Our testing of the CR-Scan Lizard 3D scanning system from Creality continues with post-scan processing and our summary.
CR-Scan Lizard Processing
Processing scans is a critical feature of the CR-Scan Lizard system. Basically it’s the process of converting from a captured point cloud to a usable 3D model. The software includes all the necessary functions to do this effectively, although it can be quite tricky to figure out how to use them, as described above.
No scanning system is perfect, and captured point clouds will certainly have a number of stray points. The best practice is to spend some time examining the captures and manually chopping out any obviously bad points that would otherwise confuse the processing algorithms. The software can easily do this, and even provide some editing after processing.
One very annoying limitation is that once a 3D model is created, you cannot spin it around in 3D view. Instead the 3D model disappears and is replaced by axis lines and a very faint outline. When you stop rotating the object reappears. This makes it extremely difficult to examine the 3D model properly and I have no idea why Creality’s software does this, since they can rotate point clouds easily and the PC routinely handles rotation of more complex 3D models in other software tools.
CR-Scan Lizard Advanced Operations
Processing is done on “scans”. Each scan operation is composed of a number of “frames” representing the infrared sensor array results at each moment. A project is usually composed of several scans because most objects are larger than the rather small scanning area in turntable mode and several scan views are required. These must be joined together in the software to complete the 3D model.
A typical operation on the turntable would involve multiple scans: at different heights to capture the entire object; and with the object turned upside down or sideways to capture the bottom.
This leads us to the advanced operation of joining models together, something CR Studio calls a “Fusion”. This is the process of joining two or more scans together, and allows different scanner views of the same object to contribute to the 3D model.
The process is relatively straightforward, but tricky.
First, there is an automated mode where the software makes a guess as to how to fit the pieces together. This, in my experience, almost never worked properly. I recommend just using the manual alignment procedure.
To manually align two captures you must identify at least three spots that appear on both of the captures. For example, scanning a human bust sculpture might have the tip of the nose visible in both. These point pairs are identified manually on each scan and provide the software with good info on where to start the alignment. After this is done the alignment process can begin. By repeating this process with several scans you can build up a pretty decent 3D model of all sides of the subject.
It is possible to obtain color 3D models by selecting the texture option during scanning. Basically the scanner captures a color image every once in a while during the scan and these are imprinted during a texturing phase of processing. This can take considerable processing time, so use this only if necessary.
CR-Scan Lizard Results
Despite the frustrations of using the sometimes incomprehensible CR Studio software, you can obtain very good scan results with the CR-Scan Lizard.
Surfaces are usually properly captured, with minimal noise.

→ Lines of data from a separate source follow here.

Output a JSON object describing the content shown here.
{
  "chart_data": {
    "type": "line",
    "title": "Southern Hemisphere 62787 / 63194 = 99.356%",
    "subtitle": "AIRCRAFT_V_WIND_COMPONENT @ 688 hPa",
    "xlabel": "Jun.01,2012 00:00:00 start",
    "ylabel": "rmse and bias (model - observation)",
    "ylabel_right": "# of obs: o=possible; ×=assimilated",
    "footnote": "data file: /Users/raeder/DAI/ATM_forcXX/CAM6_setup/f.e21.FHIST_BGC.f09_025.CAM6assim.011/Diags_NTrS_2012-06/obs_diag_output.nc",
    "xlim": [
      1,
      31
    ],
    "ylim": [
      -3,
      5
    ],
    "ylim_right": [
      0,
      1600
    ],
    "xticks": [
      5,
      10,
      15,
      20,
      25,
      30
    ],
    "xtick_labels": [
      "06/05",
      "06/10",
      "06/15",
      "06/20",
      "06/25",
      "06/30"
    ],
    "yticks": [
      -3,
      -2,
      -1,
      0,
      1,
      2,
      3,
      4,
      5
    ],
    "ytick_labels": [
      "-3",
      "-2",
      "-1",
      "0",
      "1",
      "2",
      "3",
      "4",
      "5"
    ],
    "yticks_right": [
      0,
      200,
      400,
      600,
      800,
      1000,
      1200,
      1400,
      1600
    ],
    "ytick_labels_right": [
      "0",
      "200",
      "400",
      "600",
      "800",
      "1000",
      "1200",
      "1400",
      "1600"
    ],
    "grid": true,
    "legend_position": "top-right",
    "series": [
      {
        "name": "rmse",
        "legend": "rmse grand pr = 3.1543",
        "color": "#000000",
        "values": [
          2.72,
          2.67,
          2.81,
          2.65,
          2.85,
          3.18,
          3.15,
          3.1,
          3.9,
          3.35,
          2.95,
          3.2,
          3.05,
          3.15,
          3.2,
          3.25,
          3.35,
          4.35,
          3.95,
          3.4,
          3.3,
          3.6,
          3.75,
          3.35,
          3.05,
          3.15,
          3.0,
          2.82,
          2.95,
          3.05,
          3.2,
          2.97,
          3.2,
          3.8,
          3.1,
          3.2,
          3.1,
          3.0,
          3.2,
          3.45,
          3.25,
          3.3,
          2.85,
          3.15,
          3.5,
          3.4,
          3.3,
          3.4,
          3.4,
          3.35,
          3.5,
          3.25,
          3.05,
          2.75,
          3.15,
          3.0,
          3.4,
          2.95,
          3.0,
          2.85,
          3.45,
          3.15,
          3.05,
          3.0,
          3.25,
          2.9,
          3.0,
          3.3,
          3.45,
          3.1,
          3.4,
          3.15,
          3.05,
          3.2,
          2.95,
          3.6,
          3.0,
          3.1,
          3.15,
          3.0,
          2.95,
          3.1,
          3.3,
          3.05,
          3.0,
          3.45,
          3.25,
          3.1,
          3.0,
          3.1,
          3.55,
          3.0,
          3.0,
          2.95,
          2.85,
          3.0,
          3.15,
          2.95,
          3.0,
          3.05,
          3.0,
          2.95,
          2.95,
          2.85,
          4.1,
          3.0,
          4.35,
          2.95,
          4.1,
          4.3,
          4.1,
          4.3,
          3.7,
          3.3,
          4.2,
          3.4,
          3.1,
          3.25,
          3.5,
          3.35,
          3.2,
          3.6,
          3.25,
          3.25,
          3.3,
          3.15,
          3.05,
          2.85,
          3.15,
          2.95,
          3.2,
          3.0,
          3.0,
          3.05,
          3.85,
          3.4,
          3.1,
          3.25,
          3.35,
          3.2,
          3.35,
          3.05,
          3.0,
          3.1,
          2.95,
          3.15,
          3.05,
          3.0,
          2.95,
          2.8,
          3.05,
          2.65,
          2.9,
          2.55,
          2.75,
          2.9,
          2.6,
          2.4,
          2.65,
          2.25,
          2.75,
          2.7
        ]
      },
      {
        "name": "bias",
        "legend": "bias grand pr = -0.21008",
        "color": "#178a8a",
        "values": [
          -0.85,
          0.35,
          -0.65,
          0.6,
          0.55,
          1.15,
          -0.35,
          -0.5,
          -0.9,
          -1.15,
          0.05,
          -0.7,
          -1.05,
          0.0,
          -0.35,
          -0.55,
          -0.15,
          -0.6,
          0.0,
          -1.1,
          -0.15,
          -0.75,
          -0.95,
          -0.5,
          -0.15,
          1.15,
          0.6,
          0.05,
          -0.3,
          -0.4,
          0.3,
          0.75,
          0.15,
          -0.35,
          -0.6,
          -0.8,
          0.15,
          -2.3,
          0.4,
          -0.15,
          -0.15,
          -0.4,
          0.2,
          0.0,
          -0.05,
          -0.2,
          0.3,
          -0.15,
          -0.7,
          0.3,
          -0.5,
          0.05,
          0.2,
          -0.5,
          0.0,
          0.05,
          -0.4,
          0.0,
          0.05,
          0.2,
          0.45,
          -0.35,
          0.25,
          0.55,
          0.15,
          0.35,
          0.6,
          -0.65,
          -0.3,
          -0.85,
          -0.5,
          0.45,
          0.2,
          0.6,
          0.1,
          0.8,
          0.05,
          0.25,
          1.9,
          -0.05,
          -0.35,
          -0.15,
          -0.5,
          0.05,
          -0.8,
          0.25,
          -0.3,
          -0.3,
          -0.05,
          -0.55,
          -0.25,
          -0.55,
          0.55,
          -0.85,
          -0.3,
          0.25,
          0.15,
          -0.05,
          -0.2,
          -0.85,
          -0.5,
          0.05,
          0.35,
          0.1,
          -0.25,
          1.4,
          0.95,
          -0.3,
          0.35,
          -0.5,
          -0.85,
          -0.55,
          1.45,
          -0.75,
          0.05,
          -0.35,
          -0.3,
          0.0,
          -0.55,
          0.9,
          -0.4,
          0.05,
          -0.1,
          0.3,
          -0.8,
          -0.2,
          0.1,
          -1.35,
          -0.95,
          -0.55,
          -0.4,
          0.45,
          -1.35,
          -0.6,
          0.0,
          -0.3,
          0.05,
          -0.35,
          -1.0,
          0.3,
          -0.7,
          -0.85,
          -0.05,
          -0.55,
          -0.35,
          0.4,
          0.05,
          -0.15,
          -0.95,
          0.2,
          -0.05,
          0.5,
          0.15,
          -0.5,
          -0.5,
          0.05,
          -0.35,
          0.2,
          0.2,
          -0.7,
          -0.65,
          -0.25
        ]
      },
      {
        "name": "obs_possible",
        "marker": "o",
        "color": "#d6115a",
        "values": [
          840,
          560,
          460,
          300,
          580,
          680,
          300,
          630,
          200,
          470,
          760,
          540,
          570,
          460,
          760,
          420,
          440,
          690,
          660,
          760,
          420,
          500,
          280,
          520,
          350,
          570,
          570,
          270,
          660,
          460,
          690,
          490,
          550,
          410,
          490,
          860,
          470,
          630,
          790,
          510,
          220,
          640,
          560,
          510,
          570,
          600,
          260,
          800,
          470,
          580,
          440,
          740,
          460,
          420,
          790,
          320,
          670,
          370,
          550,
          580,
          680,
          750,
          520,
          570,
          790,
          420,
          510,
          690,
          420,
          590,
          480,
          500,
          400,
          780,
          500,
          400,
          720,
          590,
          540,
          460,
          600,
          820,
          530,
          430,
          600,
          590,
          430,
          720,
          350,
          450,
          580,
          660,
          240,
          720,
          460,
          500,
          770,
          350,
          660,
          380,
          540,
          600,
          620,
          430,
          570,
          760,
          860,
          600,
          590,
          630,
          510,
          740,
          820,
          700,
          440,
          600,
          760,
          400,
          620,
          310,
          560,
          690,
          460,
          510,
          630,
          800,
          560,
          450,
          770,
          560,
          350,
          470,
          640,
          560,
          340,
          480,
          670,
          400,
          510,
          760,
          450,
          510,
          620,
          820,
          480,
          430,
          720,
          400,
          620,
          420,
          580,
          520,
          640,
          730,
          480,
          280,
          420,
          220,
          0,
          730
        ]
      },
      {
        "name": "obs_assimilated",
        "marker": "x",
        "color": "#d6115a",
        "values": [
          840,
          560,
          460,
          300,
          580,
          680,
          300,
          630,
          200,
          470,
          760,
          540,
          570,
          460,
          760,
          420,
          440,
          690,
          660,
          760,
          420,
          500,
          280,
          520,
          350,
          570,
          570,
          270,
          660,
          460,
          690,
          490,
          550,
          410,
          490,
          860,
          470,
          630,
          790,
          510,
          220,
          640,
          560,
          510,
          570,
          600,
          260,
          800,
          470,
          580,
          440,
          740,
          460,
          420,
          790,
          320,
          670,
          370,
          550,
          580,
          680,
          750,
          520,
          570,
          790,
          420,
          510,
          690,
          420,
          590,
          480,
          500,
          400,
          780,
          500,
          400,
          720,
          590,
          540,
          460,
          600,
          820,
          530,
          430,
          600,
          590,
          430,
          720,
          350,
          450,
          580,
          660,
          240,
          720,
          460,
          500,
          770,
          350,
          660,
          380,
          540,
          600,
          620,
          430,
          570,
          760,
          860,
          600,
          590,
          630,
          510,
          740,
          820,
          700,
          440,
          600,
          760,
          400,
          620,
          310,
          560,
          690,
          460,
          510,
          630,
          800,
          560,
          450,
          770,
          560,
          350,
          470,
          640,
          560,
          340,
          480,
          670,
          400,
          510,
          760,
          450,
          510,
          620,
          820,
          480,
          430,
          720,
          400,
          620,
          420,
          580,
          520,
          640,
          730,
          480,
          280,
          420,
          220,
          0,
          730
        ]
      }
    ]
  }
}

Although I did not perform any specific measurement tests, it appears the scans can be fairly accurate.
I did have some issues scanning metal parts that had a bit of a shine on their surface. Here you can see a small metal part I attempted to scan, and the result below. For objects like this, it’s best to coat them with a dulling agent. This can be done with any of several sprays designed for 3D scanning.
Once the software is tamed it does indeed produce very good 3D models, and if you’ve filled the inevitable holes you can proceed to 3D printing.
CR-Scan Lizard Pricing and Availability
The CR-Scan Lizard scanning system is now available through a Kickstarter campaign. Creality offers quite a number of product combinations, but as of this writing the lowest combo cost for a working system is only US$329, which has to be about the lowest price for a decent 3D scanner I’ve yet seen. Even the final MSRP of US$599 is still a very good price, given that other commercial scanners can cost many thousands. Creality expects to ship units some time in April, only a few weeks away.
The system also comes with a one year warranty, something few hardware items come with in this space.
CR-Scan Lizard Final Words
I am very impressed with the Creality CR-Scan Lizard hardware. It is definitely capable of capturing high quality 3D scans, albeit with a rather narrow field of view, thus requiring additional scans and processing.
The accompanying software is very challenging to use, not because it doesn’t work, but because it is very difficult to figure out how to do many operations. My hope is that Creality spends additional effort to make their software far more usable, particularly for those who have never used scanning software.
If you are up for a long period of “discovery” with the software, you definitely can learn how to use it well and your scans will be effective. On the other hand if you have an impatient attitude, you may not have a good experience.
As of this writing, Creality has sold thousands of these devices, so it seems to be a big success already.